Criar con límites: especialistas explican por qué el diálogo sin firmeza puede dificultar el desarrollo emocional
Psicólogas consultadas diferencian entre el ejercicio de la autoridad y el autoritarismo, y señalan que la ausencia de normas claras afecta la tolerancia a la frustración y la autorregulación en la infancia. La nota recorre qué cambia en la dinámica familiar, a quiénes alcanza y desde cuándo se recomienda sostener esa postura.
En los últimos años, un número creciente de familias argentinas modificó su manera de vincularse con niños y adolescentes y reemplazó las órdenes y los castigos por instancias de conversación.

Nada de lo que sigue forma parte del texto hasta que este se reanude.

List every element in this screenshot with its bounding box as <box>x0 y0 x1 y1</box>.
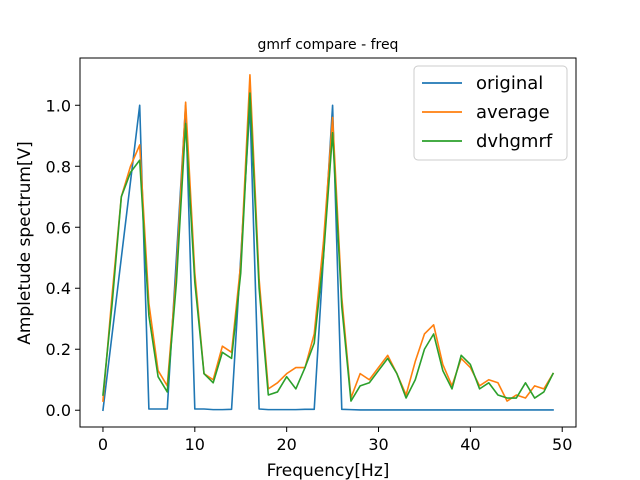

Sin embargo, profesionales de la psicología infantojuvenil advirtieron que, cuando el diálogo se transforma en una negociación permanente y el adulto cede ante el primer conflicto, la crianza puede perder firmeza y comprometer el aprendizaje de la regulación emocional.
Para la psicóloga infantojuvenil Ivana Raschkovan, autora del libro Infancias respetadas, el problema no reside en conversar sino en la renuncia del adulto a sostener su palabra. En declaraciones recogidas por este medio, Raschkovan explicó que conversar no quita autoridad, ya que la pérdida de autoridad ocurre cuando el adulto le teme al conflicto y lo evita. Si para esquivar un berrinche terminamos moviendo el límite, el mensaje se vuelve sumamente confuso.
Qué cambia en la crianza
Qué cambia en la crianza
La especialista diferenció con claridad entre dos conceptos que suelen confundirse en el debate público. El autoritarismo, indicó, constituye un abuso de poder, mientras que el respeto hacia niños y adolescentes se expresa en el buen trato y no en la ausencia de normas. En esa dirección, Raschkovan sostuvo que respetar no equivale a dejar hacer lo que quieran, ya que el respeto está en el buen trato, no en la ausencia de normas.
“Los límites son indispensables para aprender a vivir en sociedad. La vida misma ya presenta dosis diarias de frustración: hay que ir a dormir aunque quieran seguir jugando, no se puede almorzar caramelos, hay que dar la mano para cruzar la calle. Esas pequeñas frustraciones cotidianas van construyendo la tolerancia a la frustración.”Ivana Raschkovan, psicóloga infantojuvenil
A quién alcanza la recomendación
A quién alcanza la recomendación
La advertencia alcanza a madres, padres y adultos responsables del cuidado de niños y adolescentes, en un contexto en el que los modelos de crianza permisivos ganaron terreno. La psicóloga Deborah Bellota señaló que los padres permisivos suelen ser muy afectuosos, pero muchas veces no ponen límites por miedo a que el hijo se enoje con ellos. Esa dinámica puede favorecer la autoestima, aunque también genera dificultades para autorregularse, baja tolerancia a la frustración y resistencia a figuras de autoridad.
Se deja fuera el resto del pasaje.